Me acerqué a ella y apoyé mis manos en sus rodillas. Acaricié el sedoso tacto de las medias, siguiendo el contorno interno de las piernas hasta alcanzar la cálida suavidad de su piel. Al tocar mis dedos sus abductores se quitó rápidamente la blusa y el sujetador, recostó la espalda sobre la mesa y extendió los brazos a sus costados, dejando las piernas completamente separadas. Su coño se entreabrió mostrando la entrada de su vagina. Unos finos y sonrosados labios se perfilaban en su interior. Sus prominentes tetas se habían desplazado ligeramente hacia cada lado del cuerpo con los pezones erguidos hacia el techo. La cogí de la cintura y la moví en vaivén. Las mamas bailaron agitadas, de un lado a otro, bajo mi mirada embelesada. Levantando sus manos, las sujetó acariciándolas tenazmente. Toqué con las yemas de los dedos su vulva, iniciando movimientos circulares que iba alternando con un leve estiramiento de los labios. Ella, con los ojos cerrados, estrujaba sus tetones mordiendo los labios de su boca.  Introduje la punta del dedo índice de mi mano derecha en su vagina empujando la comisura inferior hacia su ano, mientras con el dedo medio izquierdo presionaba su hueso púbico en dirección al clítoris. Un gemido se escapó de su boca.

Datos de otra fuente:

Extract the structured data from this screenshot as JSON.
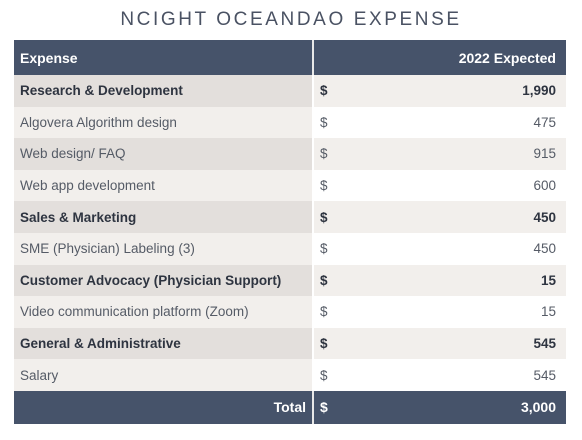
{
  "title": "NCIGHT OCEANDAO EXPENSE",
  "header": {
    "label": "Expense",
    "value": "2022 Expected"
  },
  "rows": [
    {
      "label": "Research & Development",
      "dollar": "$",
      "value": "1,990",
      "bold": true
    },
    {
      "label": "Algovera Algorithm design",
      "dollar": "$",
      "value": "475",
      "bold": false
    },
    {
      "label": "Web design/ FAQ",
      "dollar": "$",
      "value": "915",
      "bold": false
    },
    {
      "label": "Web app development",
      "dollar": "$",
      "value": "600",
      "bold": false
    },
    {
      "label": "Sales & Marketing",
      "dollar": "$",
      "value": "450",
      "bold": true
    },
    {
      "label": "SME (Physician) Labeling (3)",
      "dollar": "$",
      "value": "450",
      "bold": false
    },
    {
      "label": "Customer Advocacy (Physician Support)",
      "dollar": "$",
      "value": "15",
      "bold": true
    },
    {
      "label": "Video communication platform (Zoom)",
      "dollar": "$",
      "value": "15",
      "bold": false
    },
    {
      "label": "General & Administrative",
      "dollar": "$",
      "value": "545",
      "bold": true
    },
    {
      "label": "Salary",
      "dollar": "$",
      "value": "545",
      "bold": false
    }
  ],
  "total": {
    "label": "Total",
    "dollar": "$",
    "value": "3,000"
  },
  "colors": {
    "header_bg": "#46536a",
    "label_odd": "#e3dfdc",
    "row_alt": "#f2efec"
  }
}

Comencé a frotar con la mano izquierda su vulva arriba y abajo, repetidamente. La raja empezaba a rezumar líquido viscoso que mojaba mis dedos. Introduje el dedo medio derecho dentro y dirigí la yema hacia la parte superior delantera de la vagina. Presionando con suavidad, moví el dedo manteniendo cortos desplazamientos alternos. Con los dedos de la mano izquierda acariciaba su vientre, el pubis, la vulva. Ella respiraba aceleradamente tirando de sus pezones con fuerza. Yo continuaba masturbando con empeño, sin detenerme ni un momento. La veía gozar y eso me excitaba mucho. Seguía insistiendo, moviendo las manos acompasadamente una y otra vez. Enrojecida, gemía y basculaba con fuerza su pelvis arriba y abajo como si estuviera follando. Arrancó un grito ahogado, luego otro, y otro. Apretaba sus nalgas y piernas que aprisionaban mi mano, balanceándolas de lado a lado, con el cuerpo tembloroso. Tras dulces sensaciones, se fue apaciguando hasta quedar quieta y abandonada. No paré, seguí con el mismo ritual. En unos instantes sus músculos volvieron a tensarse. Jadeaba y se movía con renovada fuerza, repitiéndose el proceso y las mismas dulces sensaciones. Continué.

Ya está bien -dijo-, tengo suficiente.

No -repliqué-. 

¿Cómo que no?

 Intentó incorporarse, pero rápidamente la empujé, me senté sobre su pecho y la inmovilicé.

Hice un pacto contigo y lo pienso cumplir. Tengo que masturbarte hasta hacerte enloquecer, ¿recuerdas?

Me incliné hacia su precioso coño y continué con mi labor. No paraba de mover mis manos entre sus piernas. Ella se retorcía con sacudidas por todo el cuerpo. Sentía un goce tan intenso que se hacía doloroso e irresistible. Quería escapar pero no podía. Yo seguía frotando su vagina insistentemente. Empezó a gritar emitiendo unos gemidos llorosos en un frenesí de placer violento que le hacía perder el contacto con la realidad.

¡Por favor, no sigas!

Paré, me aparté y me puse de pie junto a ella. Continuó retorciéndose un rato, ella sola, apretando con sus dos manos la vulva. Gimoteando, adoptó una posición encogida, fetal. Me incliné sobre ella, la abracé y le di un beso en la mejilla.

Se me había hecho tarde, cogí un bloc de notas, anoté mi número de teléfono, arranqué la hoja y la dejé sobre la mesa, frente a ella. Entreabrí la puerta y asomé la cabeza al exterior. Estaba todo calmado y en orden. Me dirigí caminado a la calle. Después de unos pasos, sonó una señal en mi teléfono. En la pantalla apareció el aviso de “mensaje recibido”. Lo abrí: "Qué pajote. Te debo una. Mua".